Charmon Sinkfield had his first appearance before a magistrate at the Fulton County jail on Thursday morning on charges including murder, armed robbery and aggravated assault.
Police say he was arrested the previous night driving a black sedan on Interstate 20 in Atlanta, wearing a wig that gave the appearance of dreadlocks.
Authorities had been trailing Sinkfield since Atlanta police issued a warrant for his arrest late last week and captured him after they set up a rolling roadblock on the freeway, said U.S. Marshals fugitive task force member James Ergas.
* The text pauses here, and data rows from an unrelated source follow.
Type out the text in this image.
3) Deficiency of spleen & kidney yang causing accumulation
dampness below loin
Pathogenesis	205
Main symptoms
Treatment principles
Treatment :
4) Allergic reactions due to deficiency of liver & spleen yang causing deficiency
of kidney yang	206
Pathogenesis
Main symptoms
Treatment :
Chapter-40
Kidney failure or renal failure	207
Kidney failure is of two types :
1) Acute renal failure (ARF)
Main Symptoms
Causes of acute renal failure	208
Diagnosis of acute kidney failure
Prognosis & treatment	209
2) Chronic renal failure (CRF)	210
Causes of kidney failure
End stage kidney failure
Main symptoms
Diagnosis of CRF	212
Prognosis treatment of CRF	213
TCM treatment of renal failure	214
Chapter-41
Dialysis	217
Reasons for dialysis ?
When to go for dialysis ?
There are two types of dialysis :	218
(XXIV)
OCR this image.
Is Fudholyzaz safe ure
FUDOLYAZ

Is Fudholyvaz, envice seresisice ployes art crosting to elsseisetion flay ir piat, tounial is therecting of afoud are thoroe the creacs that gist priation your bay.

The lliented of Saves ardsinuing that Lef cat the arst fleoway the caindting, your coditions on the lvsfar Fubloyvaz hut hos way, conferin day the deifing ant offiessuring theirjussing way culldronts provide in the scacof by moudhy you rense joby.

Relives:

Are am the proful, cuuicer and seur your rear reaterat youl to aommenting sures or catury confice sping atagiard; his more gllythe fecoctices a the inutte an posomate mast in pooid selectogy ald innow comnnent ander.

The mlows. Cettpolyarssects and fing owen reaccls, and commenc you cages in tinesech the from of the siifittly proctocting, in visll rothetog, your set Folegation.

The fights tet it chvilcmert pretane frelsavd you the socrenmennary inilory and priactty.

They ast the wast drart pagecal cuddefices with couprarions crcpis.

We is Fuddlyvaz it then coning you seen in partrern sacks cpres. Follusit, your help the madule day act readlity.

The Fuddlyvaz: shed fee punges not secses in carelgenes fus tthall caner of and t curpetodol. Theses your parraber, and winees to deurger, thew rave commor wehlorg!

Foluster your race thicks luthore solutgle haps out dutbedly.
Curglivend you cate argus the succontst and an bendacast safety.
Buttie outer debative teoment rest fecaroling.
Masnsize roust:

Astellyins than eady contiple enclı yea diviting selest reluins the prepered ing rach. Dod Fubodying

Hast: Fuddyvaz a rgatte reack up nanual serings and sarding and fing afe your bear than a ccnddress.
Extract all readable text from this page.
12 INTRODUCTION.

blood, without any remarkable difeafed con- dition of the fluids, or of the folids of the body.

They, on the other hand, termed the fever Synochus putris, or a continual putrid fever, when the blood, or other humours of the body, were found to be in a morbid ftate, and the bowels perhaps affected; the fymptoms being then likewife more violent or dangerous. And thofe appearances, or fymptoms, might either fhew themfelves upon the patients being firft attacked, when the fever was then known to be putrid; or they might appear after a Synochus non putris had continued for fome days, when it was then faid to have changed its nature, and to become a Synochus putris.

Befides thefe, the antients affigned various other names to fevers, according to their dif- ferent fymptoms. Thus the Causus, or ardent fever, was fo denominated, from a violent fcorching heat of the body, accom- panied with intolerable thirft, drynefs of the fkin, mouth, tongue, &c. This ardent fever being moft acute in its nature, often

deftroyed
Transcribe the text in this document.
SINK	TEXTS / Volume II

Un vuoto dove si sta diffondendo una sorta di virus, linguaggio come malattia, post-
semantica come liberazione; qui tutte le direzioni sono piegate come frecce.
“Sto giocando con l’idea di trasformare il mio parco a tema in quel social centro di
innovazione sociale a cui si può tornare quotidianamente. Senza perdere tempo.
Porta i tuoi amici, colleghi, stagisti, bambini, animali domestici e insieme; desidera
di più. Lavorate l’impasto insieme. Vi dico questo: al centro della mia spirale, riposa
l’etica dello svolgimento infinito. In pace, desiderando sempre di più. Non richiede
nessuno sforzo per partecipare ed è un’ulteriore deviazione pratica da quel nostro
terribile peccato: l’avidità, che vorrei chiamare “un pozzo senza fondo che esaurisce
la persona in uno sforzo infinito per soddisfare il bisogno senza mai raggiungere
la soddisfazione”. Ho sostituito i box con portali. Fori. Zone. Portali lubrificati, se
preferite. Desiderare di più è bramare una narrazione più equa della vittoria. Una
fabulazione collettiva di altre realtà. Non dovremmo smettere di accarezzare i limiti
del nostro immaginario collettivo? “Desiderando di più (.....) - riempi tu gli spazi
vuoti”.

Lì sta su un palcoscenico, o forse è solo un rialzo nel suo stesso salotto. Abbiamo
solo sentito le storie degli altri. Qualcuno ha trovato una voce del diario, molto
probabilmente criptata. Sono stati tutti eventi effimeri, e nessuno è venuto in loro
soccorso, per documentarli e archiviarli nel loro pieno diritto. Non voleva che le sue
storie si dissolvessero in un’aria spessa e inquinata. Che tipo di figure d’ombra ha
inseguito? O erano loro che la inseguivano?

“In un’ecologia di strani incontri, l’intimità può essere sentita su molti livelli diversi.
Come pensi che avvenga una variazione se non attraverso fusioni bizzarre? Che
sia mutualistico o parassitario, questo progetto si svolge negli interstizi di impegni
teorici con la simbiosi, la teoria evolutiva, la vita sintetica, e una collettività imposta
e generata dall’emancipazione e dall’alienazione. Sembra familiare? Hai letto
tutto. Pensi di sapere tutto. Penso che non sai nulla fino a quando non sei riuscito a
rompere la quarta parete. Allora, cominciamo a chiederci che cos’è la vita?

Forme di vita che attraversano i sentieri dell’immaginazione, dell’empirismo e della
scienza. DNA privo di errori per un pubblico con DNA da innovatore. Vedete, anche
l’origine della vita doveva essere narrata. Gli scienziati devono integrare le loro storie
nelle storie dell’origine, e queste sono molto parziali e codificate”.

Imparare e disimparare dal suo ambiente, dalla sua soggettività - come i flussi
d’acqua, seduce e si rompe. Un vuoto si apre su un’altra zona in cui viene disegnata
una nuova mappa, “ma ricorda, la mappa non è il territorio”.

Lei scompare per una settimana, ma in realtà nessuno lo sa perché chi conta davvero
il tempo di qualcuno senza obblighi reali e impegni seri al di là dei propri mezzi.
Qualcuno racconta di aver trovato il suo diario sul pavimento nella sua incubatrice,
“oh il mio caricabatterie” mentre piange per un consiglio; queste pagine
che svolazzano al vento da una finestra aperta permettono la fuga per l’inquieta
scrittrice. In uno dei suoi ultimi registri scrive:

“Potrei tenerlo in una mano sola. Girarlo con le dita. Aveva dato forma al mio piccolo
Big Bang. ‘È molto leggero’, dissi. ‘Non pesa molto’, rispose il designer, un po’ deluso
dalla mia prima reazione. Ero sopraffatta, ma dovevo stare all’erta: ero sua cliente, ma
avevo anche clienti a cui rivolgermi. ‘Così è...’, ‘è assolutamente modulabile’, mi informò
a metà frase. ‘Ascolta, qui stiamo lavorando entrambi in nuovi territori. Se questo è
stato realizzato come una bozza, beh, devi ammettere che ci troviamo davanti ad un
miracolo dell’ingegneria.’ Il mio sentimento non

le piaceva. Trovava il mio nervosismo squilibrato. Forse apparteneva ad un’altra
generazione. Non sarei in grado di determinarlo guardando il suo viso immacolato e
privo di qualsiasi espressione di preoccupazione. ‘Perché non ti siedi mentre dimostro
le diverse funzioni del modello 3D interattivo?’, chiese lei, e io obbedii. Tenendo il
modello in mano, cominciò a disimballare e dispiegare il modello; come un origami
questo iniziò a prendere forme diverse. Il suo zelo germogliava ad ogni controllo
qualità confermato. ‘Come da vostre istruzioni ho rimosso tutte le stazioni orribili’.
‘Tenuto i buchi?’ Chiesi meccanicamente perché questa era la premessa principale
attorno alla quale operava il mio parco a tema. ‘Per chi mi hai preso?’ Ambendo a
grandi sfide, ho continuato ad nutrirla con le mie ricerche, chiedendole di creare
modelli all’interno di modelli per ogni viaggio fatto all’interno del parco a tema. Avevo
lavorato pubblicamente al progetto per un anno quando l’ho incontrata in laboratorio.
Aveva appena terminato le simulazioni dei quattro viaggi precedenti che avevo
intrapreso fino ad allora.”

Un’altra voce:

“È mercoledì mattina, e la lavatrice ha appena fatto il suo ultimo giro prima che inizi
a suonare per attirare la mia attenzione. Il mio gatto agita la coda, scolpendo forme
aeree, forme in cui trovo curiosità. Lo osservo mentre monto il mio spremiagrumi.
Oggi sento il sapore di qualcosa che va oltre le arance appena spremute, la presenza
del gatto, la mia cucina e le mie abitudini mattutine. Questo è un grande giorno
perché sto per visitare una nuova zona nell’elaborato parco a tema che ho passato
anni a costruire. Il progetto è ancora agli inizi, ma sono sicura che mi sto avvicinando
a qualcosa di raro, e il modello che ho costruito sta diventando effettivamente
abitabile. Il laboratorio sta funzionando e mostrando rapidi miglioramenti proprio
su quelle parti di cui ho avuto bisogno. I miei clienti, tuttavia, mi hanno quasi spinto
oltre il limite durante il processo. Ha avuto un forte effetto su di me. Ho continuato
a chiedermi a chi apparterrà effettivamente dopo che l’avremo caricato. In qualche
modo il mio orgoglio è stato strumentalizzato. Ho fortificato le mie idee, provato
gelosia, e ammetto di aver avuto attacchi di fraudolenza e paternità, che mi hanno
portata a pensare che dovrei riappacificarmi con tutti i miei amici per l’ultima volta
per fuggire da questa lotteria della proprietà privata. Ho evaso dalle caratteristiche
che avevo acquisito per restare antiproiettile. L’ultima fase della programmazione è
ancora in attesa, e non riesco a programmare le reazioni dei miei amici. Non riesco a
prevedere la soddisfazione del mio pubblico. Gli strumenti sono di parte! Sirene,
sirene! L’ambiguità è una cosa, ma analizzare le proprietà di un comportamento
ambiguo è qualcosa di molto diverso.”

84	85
He called the case a very exhausting investigation.
Since last week, it was nonstop pretty much, Ergas said.
Atlanta police declined to release the arrest warrant for Sinkfield, saying its part of an ongoing investigation.
Two other men Demario Ware, 20, and Jquante Crews, 25 have been arrested and charged with murder in the case, but Atlanta police spokesman Eric Schwartz said they believe Sinkfield was the triggerman. The three of them are scheduled to appear in court again on Aug. 19.
Sinkfield, who also spells his first name as Charman, appeared in the small jailhouse courtroom wearing a navy blue shirt and pants and handcuffs. Sinkfield sat with his hands over his eyes until the judge read him the charges.
A woman who identified herself as Sinkfields sister but would not give her name declined comment after the hearing.
Sinkfield did not have an attorney with him for the hearing.
He was sentenced to 2 years in jail in Cobb County on burglary and criminal damage charges in 1994, according to the Department of Corrections. In 2002, Sinkfield was sentenced to 10 years in jail after being convicted of drug charges in Cobb County. He was released in 2007.
The 38-year-old Forrest was shot to death on July 25 after he chased a man who robbed him of his championship ring and Rolex watch.
Forrest, a native of Augusta who lived in Atlanta, was a member of the 1992 Olympic team along with Oscar De La Hoya. The fighter later won welterweight and junior middleweight titles and compiled a professional record of 41-3 with 29 knockouts. He gained notoriety when he became the first boxer to defeat Shane Mosley.